The vast majority of patients with a T1 CRC do not have lymph node metastasis (LNM). T1 CRCs in the colon can potentially be removed with minimal invasive techniques such as endoscopic polypectomy or trans anal microsurgery (TEM). The benefits of treating patients with these minimal invasive techniques as compared to major surgery, are the low mortality rates (< 0.5% vs. 3%), minor complication rate (3% vs. 15%), and the less economic burden on national healthcare costs as the costs of a polypectomy are only 10% of the costs of major surgery.

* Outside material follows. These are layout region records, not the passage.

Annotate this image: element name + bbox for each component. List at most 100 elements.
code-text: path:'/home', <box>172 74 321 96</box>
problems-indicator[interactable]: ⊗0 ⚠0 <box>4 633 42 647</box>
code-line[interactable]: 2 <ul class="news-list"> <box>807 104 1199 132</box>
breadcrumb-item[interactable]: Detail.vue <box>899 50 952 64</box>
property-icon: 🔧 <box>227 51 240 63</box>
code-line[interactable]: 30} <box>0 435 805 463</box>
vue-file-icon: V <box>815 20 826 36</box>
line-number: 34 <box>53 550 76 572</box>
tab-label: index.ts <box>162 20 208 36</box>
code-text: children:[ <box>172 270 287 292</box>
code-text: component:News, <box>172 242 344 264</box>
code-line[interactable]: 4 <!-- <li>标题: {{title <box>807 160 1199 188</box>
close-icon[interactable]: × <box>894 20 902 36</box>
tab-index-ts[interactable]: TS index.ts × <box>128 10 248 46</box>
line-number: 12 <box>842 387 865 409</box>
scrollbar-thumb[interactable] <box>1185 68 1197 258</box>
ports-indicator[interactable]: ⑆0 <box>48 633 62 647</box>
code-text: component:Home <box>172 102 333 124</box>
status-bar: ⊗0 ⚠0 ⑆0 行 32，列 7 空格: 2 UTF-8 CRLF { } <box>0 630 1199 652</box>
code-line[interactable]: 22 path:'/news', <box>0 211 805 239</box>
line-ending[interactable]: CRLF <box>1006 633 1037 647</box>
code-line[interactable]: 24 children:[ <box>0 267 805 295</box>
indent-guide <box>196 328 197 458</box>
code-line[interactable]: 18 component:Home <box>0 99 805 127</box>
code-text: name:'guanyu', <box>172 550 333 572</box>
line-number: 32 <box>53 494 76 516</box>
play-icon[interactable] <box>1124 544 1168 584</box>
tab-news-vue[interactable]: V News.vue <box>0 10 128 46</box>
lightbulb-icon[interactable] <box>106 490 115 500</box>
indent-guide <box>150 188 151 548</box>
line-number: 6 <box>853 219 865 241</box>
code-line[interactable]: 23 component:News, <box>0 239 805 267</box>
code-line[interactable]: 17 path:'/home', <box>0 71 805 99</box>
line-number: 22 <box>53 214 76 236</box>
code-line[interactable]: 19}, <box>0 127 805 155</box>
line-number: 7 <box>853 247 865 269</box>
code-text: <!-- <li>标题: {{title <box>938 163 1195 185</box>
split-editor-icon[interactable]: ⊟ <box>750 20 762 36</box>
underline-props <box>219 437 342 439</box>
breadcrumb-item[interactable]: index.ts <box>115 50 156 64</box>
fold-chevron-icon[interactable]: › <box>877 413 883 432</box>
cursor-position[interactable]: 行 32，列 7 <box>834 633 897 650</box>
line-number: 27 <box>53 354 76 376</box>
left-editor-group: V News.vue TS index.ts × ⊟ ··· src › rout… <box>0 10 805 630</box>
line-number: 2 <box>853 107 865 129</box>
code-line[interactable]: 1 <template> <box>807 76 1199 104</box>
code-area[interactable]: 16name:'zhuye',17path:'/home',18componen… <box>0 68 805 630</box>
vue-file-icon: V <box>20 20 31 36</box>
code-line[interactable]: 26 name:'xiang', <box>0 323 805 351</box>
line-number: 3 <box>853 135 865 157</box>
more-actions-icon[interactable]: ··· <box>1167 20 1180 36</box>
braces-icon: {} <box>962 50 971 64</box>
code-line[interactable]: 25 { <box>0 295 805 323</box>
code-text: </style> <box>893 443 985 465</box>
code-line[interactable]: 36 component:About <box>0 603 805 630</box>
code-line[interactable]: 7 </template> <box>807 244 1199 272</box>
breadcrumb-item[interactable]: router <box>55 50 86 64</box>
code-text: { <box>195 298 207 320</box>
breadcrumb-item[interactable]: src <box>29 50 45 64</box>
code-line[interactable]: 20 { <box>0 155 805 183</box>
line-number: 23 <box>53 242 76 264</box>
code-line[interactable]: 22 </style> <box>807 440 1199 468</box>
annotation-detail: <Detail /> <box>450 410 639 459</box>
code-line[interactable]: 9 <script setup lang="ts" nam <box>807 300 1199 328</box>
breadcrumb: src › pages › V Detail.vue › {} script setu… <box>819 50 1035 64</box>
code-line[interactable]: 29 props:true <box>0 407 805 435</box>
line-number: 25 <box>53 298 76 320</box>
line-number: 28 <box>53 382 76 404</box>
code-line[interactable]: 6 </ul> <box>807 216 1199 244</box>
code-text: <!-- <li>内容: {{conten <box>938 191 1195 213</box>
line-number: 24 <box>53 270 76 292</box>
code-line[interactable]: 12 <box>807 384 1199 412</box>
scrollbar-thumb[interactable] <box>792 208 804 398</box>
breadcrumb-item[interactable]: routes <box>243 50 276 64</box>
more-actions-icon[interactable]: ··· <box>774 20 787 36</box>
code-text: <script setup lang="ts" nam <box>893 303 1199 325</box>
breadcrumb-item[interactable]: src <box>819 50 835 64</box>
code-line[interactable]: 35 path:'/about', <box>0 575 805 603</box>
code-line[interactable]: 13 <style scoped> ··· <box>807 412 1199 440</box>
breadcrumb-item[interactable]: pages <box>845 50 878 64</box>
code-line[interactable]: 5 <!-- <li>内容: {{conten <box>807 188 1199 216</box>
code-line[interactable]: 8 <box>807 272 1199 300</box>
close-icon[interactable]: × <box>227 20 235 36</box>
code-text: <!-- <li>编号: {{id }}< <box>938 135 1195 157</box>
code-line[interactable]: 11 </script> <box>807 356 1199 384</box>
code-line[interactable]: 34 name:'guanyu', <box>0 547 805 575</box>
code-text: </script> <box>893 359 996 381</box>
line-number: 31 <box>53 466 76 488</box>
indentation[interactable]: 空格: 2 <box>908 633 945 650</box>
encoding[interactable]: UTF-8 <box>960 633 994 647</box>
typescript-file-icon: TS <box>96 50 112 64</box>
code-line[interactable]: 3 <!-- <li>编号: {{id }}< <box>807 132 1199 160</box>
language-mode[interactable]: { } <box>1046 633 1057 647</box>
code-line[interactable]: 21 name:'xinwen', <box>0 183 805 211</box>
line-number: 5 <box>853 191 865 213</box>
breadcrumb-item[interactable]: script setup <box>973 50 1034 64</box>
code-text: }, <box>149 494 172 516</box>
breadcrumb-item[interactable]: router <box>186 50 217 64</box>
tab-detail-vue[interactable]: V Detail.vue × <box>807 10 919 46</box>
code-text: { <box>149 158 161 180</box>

The difficulty is however to predict the presence of LNM prior to major surgery. Currently, only histologic markers are recognized to predict LNM. In the recently published Dutch guideline on treatment of CRC, the histological criteria grade of differentiation and the presence of lymph-angioinvasion have been stated as risk factors for LNM. In the absence of these criteria, the patient has an extremely low risk of LNM or recurrence of the CRC within the following 5 years. Only 25% percent of the T1 carcinomas can be recognized as low risk, and this group is advised to be treated with minimally invasive techniques. The remaining 75% of “high risk patients” are referred for major surgery. Of these, only 15% will be found to have LNM after surgery. The positive predictive value (PPV) of this approach is only 15% with a NPV of 100%. Therefore, a significant group of patients still undergoes major surgery without any benefit.
During the last decades, the insights in the mechanisms involved in the development of LNM have increased. This knowledge may be used to identify molecular markers indicative of the pathways involved in LNM. These markers may be used to predict the presence of LNM after minimal invasive resection of T1 CRC.